Fourthly, half of the Chinese respondents talked about reasons relating to ‘lifestyle enrichment’ of luxury fashion product consumption. They believed that consuming luxuries improved the quality of their living standard. This theme has not been addressed in the literature as well.

4.4 Specific themes/motivations of Japanese respondents

Firstly, most Japanese respondents appreciated the concepts or the spirits contained by certain brand, and were motivated to purchase stuff from the brand as its ability to express their attitudes towards life. Besides, most of them noted they did not want to follow ‘short-term trends’, as designs of luxuries were usually classic and lasted longer, they would then be motivated to purchase them. This theme could be classified as the individual/personal-oriented motivation. Secondly, some Japanese participants mentioned that they might be motivated to buy luxury products because of the good customer services and in-store experiences. When Japanese respondent 7 described her previous shopping experience, ‘when I am shopping at the luxury fashion brand shops, customer services are very important factor’. Thirdly, when answering the question about making a decision to buy a luxury fashion product (e.g., a Dior handbag), two of the eight Japanese respondents said they also considered the raw material of the product: ‘if the material is of good quality and worth the price’, and ‘if the material is sustainable’.

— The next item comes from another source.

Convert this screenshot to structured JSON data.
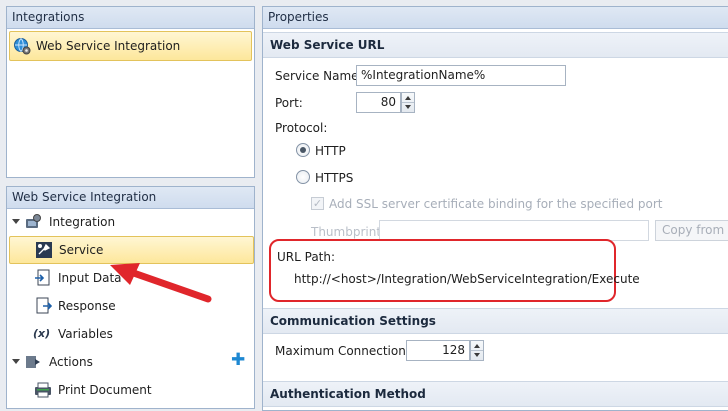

4.5 Conclusion The main themes identified reflect and support the academic theories in the literature relating to luxury consumption. From comparing and contrasting the common and other themes and motivations towards luxury purchasing of Chinese and Japanese respondents, it can be seen that the young females from the two countries share some similarities in their reasons to purchase luxury fashion products, such as for luxuries’ functional values (quality, uniqueness, durability), social effects (conspicuous consumption, prestige value, social group fit in), personal-oriented motivation (selfidentity, Hedonic, Materialistic value) and financial value. However, it is obvious that Chinese people concerned more about the social effects (whether the product could show their taste, indicate their status and wealth) and the brand reputation of luxury fashion branded items, while Japanese consumers seemed to be motivated stronger by their personal preferences, self–image representing and hedonic values. Besides, some Japanese respondents considered social groups to be very important, therefore, group conformity could be one important social motivation for Japanese people.

Furthermore, Chinese and Japanese consumers have their own specific motives and considerations in purchasing luxuries. Chinese consumers would also be motivated by a desire to obtain better working or business opportunities, gain ‘face’ and improve relationships with other people, and enrich their lives through luxury consumption. For Japanese consumers, besides the main motivations, they would also consider whether the luxury brand represents their attitudes towards life, the customer services and the raw material of the product.

Chapter 5 Conclusion and Implications The Asian market is becoming increasingly important and attractive for the luxury sector.

For the topic relating to motivations of luxury consumption, the literature review chapter discovered the gaps existing for research-based luxury purchasing of Asian consumers.

Besides, the previous literature did not draw much attention on cross-culture comparisons.